Casi cuatro meses después de la muerte de Danna Alexandra Rivera García, su familia volvió a enfrentarse al dolor, esta vez frente a los tribunales de Cabimas. Salieron indignados y con una pregunta que, aseguran, todavía no tiene respuesta: ¿qué significa realmente hacer justicia cuando una vida fue arrebatada en las calles?
El 15 de abril de 2026, Danna, de quien sus familiares recuerdan su vida, sus proyectos y los vínculos que dejó, murió luego de ser arrollada por una gandola Mack cuando se desplazaba en bicicleta por la avenida 32 con carretera J, en el municipio Cabimas, estado Zulia.

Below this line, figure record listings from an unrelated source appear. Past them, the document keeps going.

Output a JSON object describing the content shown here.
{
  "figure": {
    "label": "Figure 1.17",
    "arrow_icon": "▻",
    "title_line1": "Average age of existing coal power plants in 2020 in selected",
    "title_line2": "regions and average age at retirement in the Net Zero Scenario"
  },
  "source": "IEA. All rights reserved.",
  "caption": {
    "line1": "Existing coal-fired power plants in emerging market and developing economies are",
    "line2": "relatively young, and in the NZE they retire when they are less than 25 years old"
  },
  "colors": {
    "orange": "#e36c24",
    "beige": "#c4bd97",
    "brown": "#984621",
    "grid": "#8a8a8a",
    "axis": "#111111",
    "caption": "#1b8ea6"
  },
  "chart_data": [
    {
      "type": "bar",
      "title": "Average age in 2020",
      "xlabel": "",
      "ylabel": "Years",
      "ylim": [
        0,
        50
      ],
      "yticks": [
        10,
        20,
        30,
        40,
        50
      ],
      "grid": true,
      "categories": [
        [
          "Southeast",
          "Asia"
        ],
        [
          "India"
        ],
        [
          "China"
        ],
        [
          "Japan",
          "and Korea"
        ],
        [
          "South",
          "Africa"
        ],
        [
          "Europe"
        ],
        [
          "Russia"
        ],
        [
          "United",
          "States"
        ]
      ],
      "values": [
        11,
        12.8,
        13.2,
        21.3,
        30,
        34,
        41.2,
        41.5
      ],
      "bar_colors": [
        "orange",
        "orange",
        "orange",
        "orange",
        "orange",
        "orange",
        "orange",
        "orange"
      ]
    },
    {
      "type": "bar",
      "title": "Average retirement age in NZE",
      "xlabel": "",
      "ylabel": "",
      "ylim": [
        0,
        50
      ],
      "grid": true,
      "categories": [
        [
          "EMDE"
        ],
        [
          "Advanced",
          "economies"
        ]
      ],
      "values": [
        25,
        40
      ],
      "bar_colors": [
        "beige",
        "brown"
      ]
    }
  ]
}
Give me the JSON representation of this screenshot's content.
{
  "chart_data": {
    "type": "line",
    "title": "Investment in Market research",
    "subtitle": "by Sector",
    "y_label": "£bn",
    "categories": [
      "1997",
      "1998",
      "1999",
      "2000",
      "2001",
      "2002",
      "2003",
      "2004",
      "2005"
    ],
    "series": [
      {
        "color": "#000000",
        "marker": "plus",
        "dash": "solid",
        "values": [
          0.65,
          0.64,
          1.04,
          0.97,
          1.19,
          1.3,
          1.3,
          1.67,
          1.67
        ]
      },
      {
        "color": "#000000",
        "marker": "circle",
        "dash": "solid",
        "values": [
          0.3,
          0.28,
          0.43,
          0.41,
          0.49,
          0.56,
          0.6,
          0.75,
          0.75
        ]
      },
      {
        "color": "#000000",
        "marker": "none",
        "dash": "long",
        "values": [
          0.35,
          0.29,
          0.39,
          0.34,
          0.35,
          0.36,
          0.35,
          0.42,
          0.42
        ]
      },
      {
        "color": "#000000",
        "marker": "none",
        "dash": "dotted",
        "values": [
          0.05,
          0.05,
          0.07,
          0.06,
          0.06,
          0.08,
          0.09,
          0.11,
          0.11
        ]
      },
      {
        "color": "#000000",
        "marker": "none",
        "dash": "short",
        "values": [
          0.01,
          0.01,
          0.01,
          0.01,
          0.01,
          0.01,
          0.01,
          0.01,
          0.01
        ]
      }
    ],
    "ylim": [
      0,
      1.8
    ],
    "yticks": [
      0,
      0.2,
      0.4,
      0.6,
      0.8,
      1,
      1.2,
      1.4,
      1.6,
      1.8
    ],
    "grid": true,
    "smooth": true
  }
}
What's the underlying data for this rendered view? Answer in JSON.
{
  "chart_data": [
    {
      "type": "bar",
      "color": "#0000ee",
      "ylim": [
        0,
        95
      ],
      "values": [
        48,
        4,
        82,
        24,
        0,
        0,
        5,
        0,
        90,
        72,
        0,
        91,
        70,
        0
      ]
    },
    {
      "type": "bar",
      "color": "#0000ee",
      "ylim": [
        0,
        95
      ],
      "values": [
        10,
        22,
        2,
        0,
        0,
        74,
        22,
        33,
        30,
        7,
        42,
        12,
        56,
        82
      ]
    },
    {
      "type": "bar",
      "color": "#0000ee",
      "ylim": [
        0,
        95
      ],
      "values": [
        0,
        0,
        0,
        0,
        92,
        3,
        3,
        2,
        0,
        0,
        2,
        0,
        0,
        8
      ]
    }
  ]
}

La joven regresaba de su jornada laboral cuando fue embestida por la pesada unidad. Quedó gravemente herida sobre el pavimento y fue trasladada por funcionarios del Cuerpo de Bomberos hasta la Clínica El Rosario, donde falleció al ingresar a la sala de trauma shock.
El conductor del vehículo fue detenido en ese momento y quedó a disposición de las autoridades mientras avanzaban las investigaciones.
“Se declaró culpable, pero salió caminando”
Casi cuatro meses después, el caso llegó nuevamente a los tribunales.
De acuerdo con el relato de los familiares de Danna, el conductor se declaró culpable por los hechos, pero posteriormente abandonó el Tribunal Penal de Cabimas caminando y se retiró en un vehículo junto a su esposa.
La escena, aseguran, profundizó su indignación.
Para una familia que todavía intenta asimilar la pérdida de una hija, una hermana, una amiga y un ser querido, resulta difícil entender que quien reconoció su responsabilidad pueda salir del tribunal mientras ellos regresan a casa con una ausencia que será definitiva.
La familia cuestiona además la decisión judicial y reclama una respuesta que, a su juicio, sea proporcional a la gravedad de lo ocurrido.
“Una declaración de culpabilidad no puede convertirse en un pase libre para ignorar el dolor de una familia”, sostienen.
Una familia que exige justicia
Los familiares aseguran que durante su permanencia en los tribunales se encontraron con actitudes que interpretaron como desafiantes y carentes de empatía.
Relatan que, mientras ellos esperaban una decisión con el dolor todavía intacto, percibieron del otro lado un tono que consideran distante y una ausencia de arrepentimiento que hizo todavía más difícil la jornada.
No reclaman que la muerte de Danna sea reducida a un expediente.
Reclaman que su nombre no termine convertido en una cifra más dentro de las estadísticas de personas fallecidas en accidentes viales.
También cuestionan que una familia tenga que salir de un tribunal con más preguntas que respuestas después de perder a uno de sus integrantes.
Danna no era una estadística
La muerte de Danna vuelve a poner sobre la mesa un problema que trasciende este caso: la vulnerabilidad de quienes se movilizan en bicicleta frente a vehículos de gran tamaño y el impacto que tienen los siniestros viales sobre las familias de las víctimas.
Detrás de cada accidente hay una historia que continúa para quienes sobreviven.
En el caso de Danna, sus familiares aseguran que continuarán reclamando una decisión que consideren justa y proporcional a la pérdida sufrida.
Este miércoles, según relataron, tampoco pudieron grabar un video en las afueras del tribunal para expresar públicamente su posición. Pero aseguran que eso no silenciará su reclamo.
“Nuestra voz no la van a apagar. Esto no se acaba aquí”, expresaron.
La familia insiste en su exigencia de una sentencia justa y ejemplar y advierte que continuará haciendo visible el caso.
Porque para ellos, Danna no es un número, ni una estadística, ni un nombre perdido en un expediente.